Chrétiens, nous sommes des voyageurs.
Toute la Bible le dit à partir d'Abraham : « Il s'en alla sans savoir
où il allait ». Au début de notre vie, nous ne savons pas où nous allons.
Au milieu de notre vie, nous ne savons pas comment nous finirons.
Mais nous savons que nous pouvons
toujours marcher avec Dieu. Quelle certitude ! Quel soleil dans n'importe
quelle nuit ! Par la foi, nous tenons la main de Dieu, nous n'avons rien
de plus précieux que la foi : « Par la foi, répondant à l'appel,
Abraham obéit et partit pour un pays qu'il devait recevoir en héritage »
(Hébreux 11, 8). C'est notre grand voyage et, à l'intérieur de celui-ci, tous
nos voyages.
Ou plutôt nos pèlerinages, car le
voyage chrétien n'est pas une route ordinaire, puisqu'il se fait avec Dieu. Et
il est trilogie selon le grand modèle biblique de l'Exode : le départ, la
traversée du désert et l'entrée en Terre promise.
Deux moments festifs encadrant un
moment difficile, c'est la clé de l'existence chrétienne et nous vivons mal
quand nous ne savons pas reconnaître un de ces trois temps.
Un seul sera pure joie : le
grand final, la rencontre, l'entrée dans les soleils d'éternité. On y pense un
peu à vingt ans, beaucoup à partir de soixante-dix ans ; on l'oublie trop
en pleine maturité active. L'Évangile, pourtant, ne cesse de nous rappeler que
nous sommes embarqués. Nous ne saurons ce qu'était la vie, ce qu'était un homme
et qui est Dieu qu'en débarquant sur l'autre rive.
En attendant, il y a les grands et
les petits départs, à la manière de notre père Abraham. À la manière de Jésus,
Verbe éternel quittant le Père pour s'engager dans l'aventure humaine.

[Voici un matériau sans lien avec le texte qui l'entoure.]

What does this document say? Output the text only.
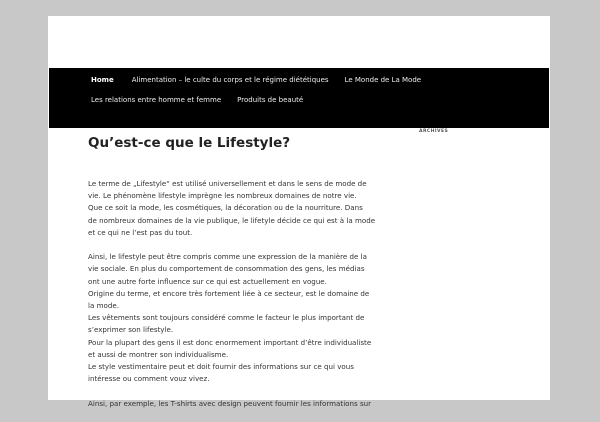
Home	Alimentation – le culte du corps et le régime diététiques	Le Monde de La Mode
Les relations entre homme et femme	Produits de beauté
Qu’est-ce que le Lifestyle?

Le terme de „Lifestyle“ est utilisé universellement et dans le sens de mode de
vie. Le phénomène lifestyle imprègne les nombreux domaines de notre vie.
Que ce soit la mode, les cosmétiques, la décoration ou de la nourriture. Dans
de nombreux domaines de la vie publique, le lifetyle décide ce qui est à la mode
et ce qui ne l’est pas du tout.

Ainsi, le lifestyle peut être compris comme une expression de la manière de la
vie sociale. En plus du comportement de consommation des gens, les médias
ont une autre forte influence sur ce qui est actuellement en vogue.
Origine du terme, et encore très fortement liée à ce secteur, est le domaine de
la mode.
Les vêtements sont toujours considéré comme le facteur le plus important de
s’exprimer son lifestyle.
Pour la plupart des gens il est donc enormement important d’être individualiste
et aussi de montrer son individualisme.
Le style vestimentaire peut et doit fournir des informations sur ce qui vous
intéresse ou comment vouz vivez.

Ainsi, par exemple, les T-shirts avec design peuvent fournir les informations sur

ARCHIVES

À la
manière de Marie quittant la très ordinaire vie de Nazareth pour commencer
l'extraordinaire chemin de l'Assomption.
Nous avons nous aussi nos
commencements et, en fait, nous sommes toujours en train de faire nos valises :
le départ du nid pour la maternelle, les débuts d'une vie professionnelle (le
premier salaire !), le mariage, la paternité, la vocation religieuse et
nos cent départs, changements de vie, voyages-vacances, voyages-famille. Ils
sont le plus souvent des exodes joyeux, des appels à s'ouvrir à d'autres
frères, d'autres réalités de la vie. Qui n'est pas souple au changement n'est
pas fait pour la vie.
La partie longue de la route est
souvent la traversée d'un désert. Une chose importante que les jeunes doivent
apprendre : partout les attend l'épreuve de la durée. Même pour une simple
croisière de plaisir, après l'excitation du départ, il y a les incidents, les
petites déceptions, les ennuis physiques, les gens désagréables.
À plus forte raison, la croisière de
l'existence exige cette endurance dont nous parlent tant les lettres des
apôtres. Tenir ! Un homme est un homme dans la mesure où il tient. C'est
moins glorieux que les grands rires des départs et les émerveillements des
arrivées, mais les longues patiences sont aussi notre grandeur.
Elles, surtout, tiennent la main de
Dieu. Traversée du deuil, de la solitude, de la maladie, avancée vers la
dernière escale. Quand Dieu appelle et que nous nous lançons vers une autre
rive, c'est toujours une offre de traversée dans les eaux de la foi.